The school may do everything right and it may still not be enough to keep the kids safe.
On Wednesday morning, I was on a call with a client when a call from the middle school came into my cell phone. It was shortly after the day started, so I rolled my eyes assuming my son was not feeling well and that I'd need to go pick him up.
I finished the call and listened to the voicemail. It was a message from the assistant vice principal: an intruder had gotten into the school that morning.
It happened during arrival, which is the only part of the day when the doors are unlocked. The intruder had followed some students into the building and been confronted by staff. When he refused to leave, the school went into lockdown. The police were called and there was an "altercation" between the man and one of the staff. The police arrived quickly and he was arrested.
After listening to the message, I sat at my desk, feeling like I couldn't breathe.
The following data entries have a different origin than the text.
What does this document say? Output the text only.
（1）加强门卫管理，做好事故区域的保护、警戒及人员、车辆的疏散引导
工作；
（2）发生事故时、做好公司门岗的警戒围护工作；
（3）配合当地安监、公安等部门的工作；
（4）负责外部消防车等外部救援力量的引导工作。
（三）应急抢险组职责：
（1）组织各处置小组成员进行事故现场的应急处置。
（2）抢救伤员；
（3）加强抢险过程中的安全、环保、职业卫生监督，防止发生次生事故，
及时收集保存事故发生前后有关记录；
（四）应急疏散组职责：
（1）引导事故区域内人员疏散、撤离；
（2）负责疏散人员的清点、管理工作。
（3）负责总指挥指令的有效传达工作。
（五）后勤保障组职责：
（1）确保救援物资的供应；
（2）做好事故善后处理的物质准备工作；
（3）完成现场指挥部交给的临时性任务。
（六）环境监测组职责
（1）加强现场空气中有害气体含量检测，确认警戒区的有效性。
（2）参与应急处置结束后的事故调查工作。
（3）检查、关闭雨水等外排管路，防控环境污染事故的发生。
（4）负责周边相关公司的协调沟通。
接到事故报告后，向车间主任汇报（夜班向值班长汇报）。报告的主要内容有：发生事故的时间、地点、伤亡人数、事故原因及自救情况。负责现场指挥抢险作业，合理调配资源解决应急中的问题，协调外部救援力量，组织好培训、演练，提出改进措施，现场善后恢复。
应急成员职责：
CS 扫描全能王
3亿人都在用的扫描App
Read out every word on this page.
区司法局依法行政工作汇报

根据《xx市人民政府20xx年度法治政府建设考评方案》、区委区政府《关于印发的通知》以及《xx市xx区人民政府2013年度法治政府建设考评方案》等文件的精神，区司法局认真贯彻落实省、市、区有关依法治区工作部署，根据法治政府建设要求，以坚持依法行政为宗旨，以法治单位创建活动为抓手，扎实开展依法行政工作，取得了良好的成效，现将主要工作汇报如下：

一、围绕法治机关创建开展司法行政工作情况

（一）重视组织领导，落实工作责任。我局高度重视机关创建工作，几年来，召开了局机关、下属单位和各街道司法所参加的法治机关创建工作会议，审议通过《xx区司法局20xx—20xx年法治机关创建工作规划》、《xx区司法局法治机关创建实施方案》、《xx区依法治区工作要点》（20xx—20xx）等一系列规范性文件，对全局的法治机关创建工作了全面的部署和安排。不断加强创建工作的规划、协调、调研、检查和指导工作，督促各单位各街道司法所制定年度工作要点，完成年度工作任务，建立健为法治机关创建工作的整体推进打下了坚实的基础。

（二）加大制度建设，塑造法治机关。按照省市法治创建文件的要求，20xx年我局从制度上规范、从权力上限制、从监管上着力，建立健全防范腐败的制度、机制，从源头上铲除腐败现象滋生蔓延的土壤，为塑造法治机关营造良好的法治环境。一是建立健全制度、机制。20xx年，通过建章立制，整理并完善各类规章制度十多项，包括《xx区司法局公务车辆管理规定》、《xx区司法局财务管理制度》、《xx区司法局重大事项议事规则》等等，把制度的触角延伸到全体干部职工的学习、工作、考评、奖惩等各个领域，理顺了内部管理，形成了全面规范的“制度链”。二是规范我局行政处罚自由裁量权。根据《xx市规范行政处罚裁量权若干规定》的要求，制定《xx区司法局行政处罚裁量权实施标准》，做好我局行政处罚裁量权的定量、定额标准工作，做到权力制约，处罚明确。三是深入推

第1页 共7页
I went on Facebook to our school parent group. Some students had been texting from inside the building as it was happening. The questions (and rumors) were flying. Did the man have a gun? He'd been seen wearing a backpack.
It was later reported that he was unarmed but that didn't change the fact that he could have been armed. He got into the building. The kids didn't know that he was unarmed when they were told to barricade themselves in their classrooms.
At lunch time, my son texted: "Do u know what happened today?" I replied that the school had called and that I was glad everyone was safe.
The school sent out another message later in the day that "the system had worked." All procedures had been followed and the situation was handled quickly. The school would have counselors available for the students.
I felt so incredibly grateful to the school and staff... and so incredibly angry that "a system" needs to exist in the first place. If assault weapons were not accessible, the threat would have been nothing more than some dumb guy who entered the building.
When my son got home, I asked him how he was doing. He said, "It's ok. We practice for this."
I hate that.
My younger son got off the bus an hour later. He was crying. I asked him what was wrong and he said, "Why do bad things have to happen?"
He is in 5th grade, in the elementary school across the street. His teacher had informed him of what had happened, likely because some of the kids with cell phones could be communicating with older siblings.
The next day, the elementary school principal called. My younger son had pulled a girl's hair on the bus (the same day as the intruder incident). She'd talked to him and he immediately owned up to it. He told the principal that the girl had asked him why he was crying on the bus and he'd lashed out. He also admitted that he'd been crying because of the intruder incident.
The little girl's mom was not angry; she was concerned, given the timing. The principal said that a lot of kids are struggling and the school had seen them react in different ways. The principal told me that she was really proud of my son for admitting that he made a poor choice and apologizing to the girl.
As the principal told me what had happened, I cried. We are asking kids to absorb so much. They know – they see the news and hear of the school shootings. And now, it's not something that happened "elsewhere."
The school may do everything right and practice its active shooter drills... and it may still not be enough to keep the kids safe.